قَالَ قُلْتُ : يَا أَبَا سَعِيدٍ إِنَّكُمْ أَعْلَمُ بِالْعَدَدِ مِنَّا ، قَالَ : أَجَلْ نَحْنُ أَحَقُّ بِذَلِكَ مِنْكُمْ ، قَالَ قُلْتُ : مَا التَّاسِعَةُ وَالسَّابِعَةُ وَالْخَامِسَةُ ؟
قَالَ : إِذَا مَضَتْ وَاحِدَةٌ وَعِشْرُونَ فَالَّتِي تَلِيهَا ثِنْتَيْنِ وَعِشْرِينَ وَهِيَ التَّاسِعَةُ فَإِذَا مَضَتْ ثَلاثٌ وَعِشْرُونَ فَالَّتِي تَلِيهَا السَّابِعَةُ فَإِذَا مَضَى خَمْسٌ وَعِشْرُونَ فَالَّتِي تَلِيهَا الْخَامِسَةُ )) .

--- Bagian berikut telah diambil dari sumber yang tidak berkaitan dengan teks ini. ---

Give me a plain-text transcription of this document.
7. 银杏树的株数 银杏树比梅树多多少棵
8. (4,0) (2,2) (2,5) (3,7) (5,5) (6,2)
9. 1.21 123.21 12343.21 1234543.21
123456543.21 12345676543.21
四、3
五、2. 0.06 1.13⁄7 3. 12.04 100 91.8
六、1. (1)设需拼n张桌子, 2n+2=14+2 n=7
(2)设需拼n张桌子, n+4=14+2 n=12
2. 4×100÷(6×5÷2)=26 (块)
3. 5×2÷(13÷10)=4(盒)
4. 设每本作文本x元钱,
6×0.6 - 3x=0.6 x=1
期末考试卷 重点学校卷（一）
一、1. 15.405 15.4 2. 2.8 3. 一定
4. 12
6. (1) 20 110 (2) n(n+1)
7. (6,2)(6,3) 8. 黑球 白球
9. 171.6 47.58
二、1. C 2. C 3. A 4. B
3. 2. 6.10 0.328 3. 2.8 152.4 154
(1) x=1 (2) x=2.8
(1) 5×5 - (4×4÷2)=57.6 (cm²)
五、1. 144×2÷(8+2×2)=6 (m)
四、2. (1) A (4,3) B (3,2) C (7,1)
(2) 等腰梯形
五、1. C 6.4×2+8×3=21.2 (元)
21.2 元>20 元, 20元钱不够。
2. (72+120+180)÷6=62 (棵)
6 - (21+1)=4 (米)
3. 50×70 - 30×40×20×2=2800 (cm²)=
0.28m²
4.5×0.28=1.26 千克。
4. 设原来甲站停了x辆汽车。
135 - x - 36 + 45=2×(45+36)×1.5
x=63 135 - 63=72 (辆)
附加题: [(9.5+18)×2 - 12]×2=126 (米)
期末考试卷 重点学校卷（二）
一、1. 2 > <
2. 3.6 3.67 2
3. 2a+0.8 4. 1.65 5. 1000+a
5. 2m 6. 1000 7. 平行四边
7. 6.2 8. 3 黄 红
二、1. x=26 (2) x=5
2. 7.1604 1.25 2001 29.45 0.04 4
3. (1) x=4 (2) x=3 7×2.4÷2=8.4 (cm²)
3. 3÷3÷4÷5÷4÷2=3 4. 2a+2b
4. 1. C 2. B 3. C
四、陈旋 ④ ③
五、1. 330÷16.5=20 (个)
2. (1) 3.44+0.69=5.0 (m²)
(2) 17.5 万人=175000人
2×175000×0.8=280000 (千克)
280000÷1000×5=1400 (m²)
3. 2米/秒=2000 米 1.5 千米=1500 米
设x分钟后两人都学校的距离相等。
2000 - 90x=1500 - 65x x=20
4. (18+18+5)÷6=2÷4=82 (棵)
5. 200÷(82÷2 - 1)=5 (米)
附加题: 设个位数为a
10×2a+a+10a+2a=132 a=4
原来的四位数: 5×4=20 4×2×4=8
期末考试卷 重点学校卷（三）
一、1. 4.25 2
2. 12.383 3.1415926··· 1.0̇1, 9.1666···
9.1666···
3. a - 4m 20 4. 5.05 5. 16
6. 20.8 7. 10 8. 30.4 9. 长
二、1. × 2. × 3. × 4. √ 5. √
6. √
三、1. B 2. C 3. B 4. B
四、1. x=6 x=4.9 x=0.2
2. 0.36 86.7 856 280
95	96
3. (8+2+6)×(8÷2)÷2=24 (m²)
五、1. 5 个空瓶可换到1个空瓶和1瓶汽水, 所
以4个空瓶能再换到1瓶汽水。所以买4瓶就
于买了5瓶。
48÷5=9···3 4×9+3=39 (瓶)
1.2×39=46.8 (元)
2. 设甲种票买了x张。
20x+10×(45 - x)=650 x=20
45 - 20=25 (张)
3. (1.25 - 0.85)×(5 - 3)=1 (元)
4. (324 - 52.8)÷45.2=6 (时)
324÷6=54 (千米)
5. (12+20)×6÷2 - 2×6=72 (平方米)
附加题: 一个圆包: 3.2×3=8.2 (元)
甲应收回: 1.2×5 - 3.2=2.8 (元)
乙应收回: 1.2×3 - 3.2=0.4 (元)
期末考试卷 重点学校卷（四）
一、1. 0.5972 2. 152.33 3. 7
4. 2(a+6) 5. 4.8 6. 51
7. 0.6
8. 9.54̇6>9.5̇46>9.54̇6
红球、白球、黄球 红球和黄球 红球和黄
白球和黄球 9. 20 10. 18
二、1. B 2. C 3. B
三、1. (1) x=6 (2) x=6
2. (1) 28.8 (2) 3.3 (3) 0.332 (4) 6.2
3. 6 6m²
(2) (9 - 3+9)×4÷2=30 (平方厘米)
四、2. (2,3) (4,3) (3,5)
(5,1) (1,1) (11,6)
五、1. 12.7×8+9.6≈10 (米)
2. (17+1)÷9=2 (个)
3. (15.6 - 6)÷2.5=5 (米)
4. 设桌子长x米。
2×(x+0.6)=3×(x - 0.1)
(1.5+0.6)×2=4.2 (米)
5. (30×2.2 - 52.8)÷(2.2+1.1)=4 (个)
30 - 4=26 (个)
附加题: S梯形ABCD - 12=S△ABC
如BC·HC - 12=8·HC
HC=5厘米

Dari Abu Sa’id Al-Khudri RA berkata: “Rasulullah SAW melakukan I’tikaf pada sepuluh hari pertengahan Ramadhan untuk mencari lailatul qadar sebelum dijelaskan kepada beliau berdasar wahyu. Ketika sepuluh hari pertengahan Ramadhan telah selesai, beliau SAW memerintahkan agar tenda beliau dibongkar, maka tenda itu dibongkar. Lalu dijelaskan kepada beliau (berdasar wahyu) bahwa lailatul qadar terjadi pada sepuluh malam yang terakhir, maka beliau memerintahkan untuk ditegakkan tenda kembali.

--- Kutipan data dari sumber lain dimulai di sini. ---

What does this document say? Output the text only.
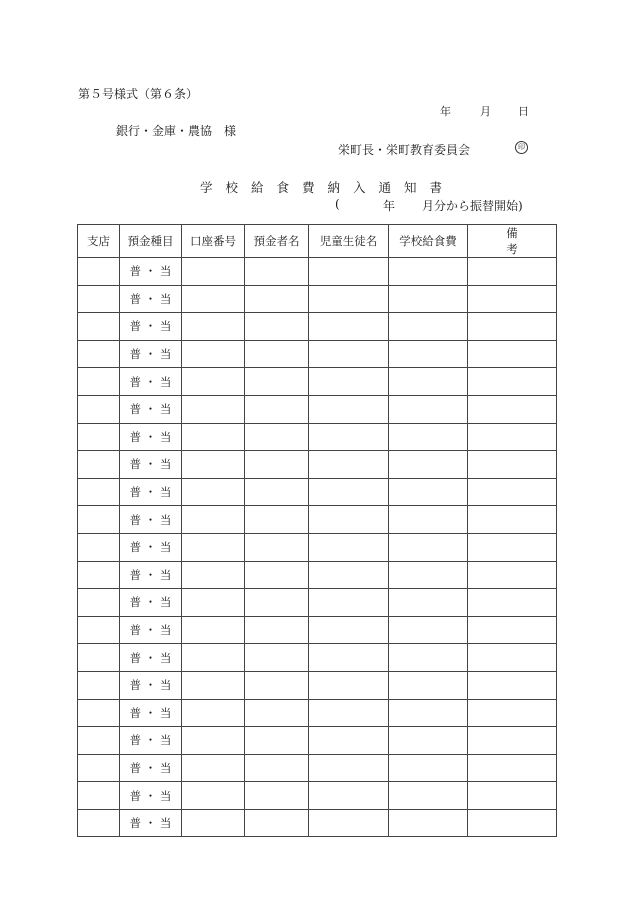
第５号様式（第６条）
年	月 日
銀行・金庫・農協 様
栄町長・栄町教育委員会	印
学校給食費納入通知書
(	年 月分から振替開始)
支店	預金種目	口座番号	預金者名	児童生徒名	学校給食費	備考
	普 ・ 当					
	普 ・ 当					
	普 ・ 当					
	普 ・ 当					
	普 ・ 当					
	普 ・ 当					
	普 ・ 当					
	普 ・ 当					
	普 ・ 当					
	普 ・ 当					
	普 ・ 当					
	普 ・ 当					
	普 ・ 当					
	普 ・ 当					
	普 ・ 当					
	普 ・ 当					
	普 ・ 当					
	普 ・ 当					
	普 ・ 当					
	普 ・ 当					
	普 ・ 当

Beliau lantas menemui para sahabat dan bersabda, “Wahai orang-orang, sungguh telah dijelaskan kepadaku lailatul qadar dan aku keluar dari tenda untuk memberitahukannya kepada kalian. Namun ada dua orang yang bertengkar disertai oleh setan, sehingga aku terlupakan dari lailatul qadar. Maka carilah lailatl qadar pada sepuluh malam yang terakhir! Carilah ia pada malam ke-9 atau ke-7 atau ke-5!”
Abu Nadhrah (tabi’in perawi hadits) bertanya kepada Abu Sa’id Al-Khudri RA: “Wahai Abu Sa’id, kalian (generasi sahabat) lebih mengetahui bilangan daripada kami (generasi tabi’in).”

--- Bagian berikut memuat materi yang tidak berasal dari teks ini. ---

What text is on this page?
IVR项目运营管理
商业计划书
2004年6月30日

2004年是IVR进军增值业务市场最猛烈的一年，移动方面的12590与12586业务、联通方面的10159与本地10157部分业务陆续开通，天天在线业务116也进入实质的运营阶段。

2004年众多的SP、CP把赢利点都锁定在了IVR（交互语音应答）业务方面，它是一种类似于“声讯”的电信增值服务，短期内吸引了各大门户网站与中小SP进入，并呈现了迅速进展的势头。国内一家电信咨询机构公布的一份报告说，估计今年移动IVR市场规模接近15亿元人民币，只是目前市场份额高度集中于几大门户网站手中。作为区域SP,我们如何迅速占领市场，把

Abu Sa’id menjawab, “Tentu saja, kami lebih mengetahuinya daripada kalian.”
Abu Nadhrah bertanya, “Apakah maksud malam ke-9, ke-7, dank e-5 itu?”
Abu Sa’id menjawab, “Jika malam ke-21 telah terjadi, maka malam berikutnya adalah malam ke-22. Itulah maksud dari malam ke-9. Jika malam ke-23 telah terjadi (maka malam berikutnya adalah malam ke-24—edt), itulah maksud dari malam ke-7. Jika malam ke-25 telah terjadi (maka malam berikutnya adalah malam ke-25—edt), ituah maksud dari malam ke-5.” (HR. Muslim no. 1996 dan Ahmad no. 10654)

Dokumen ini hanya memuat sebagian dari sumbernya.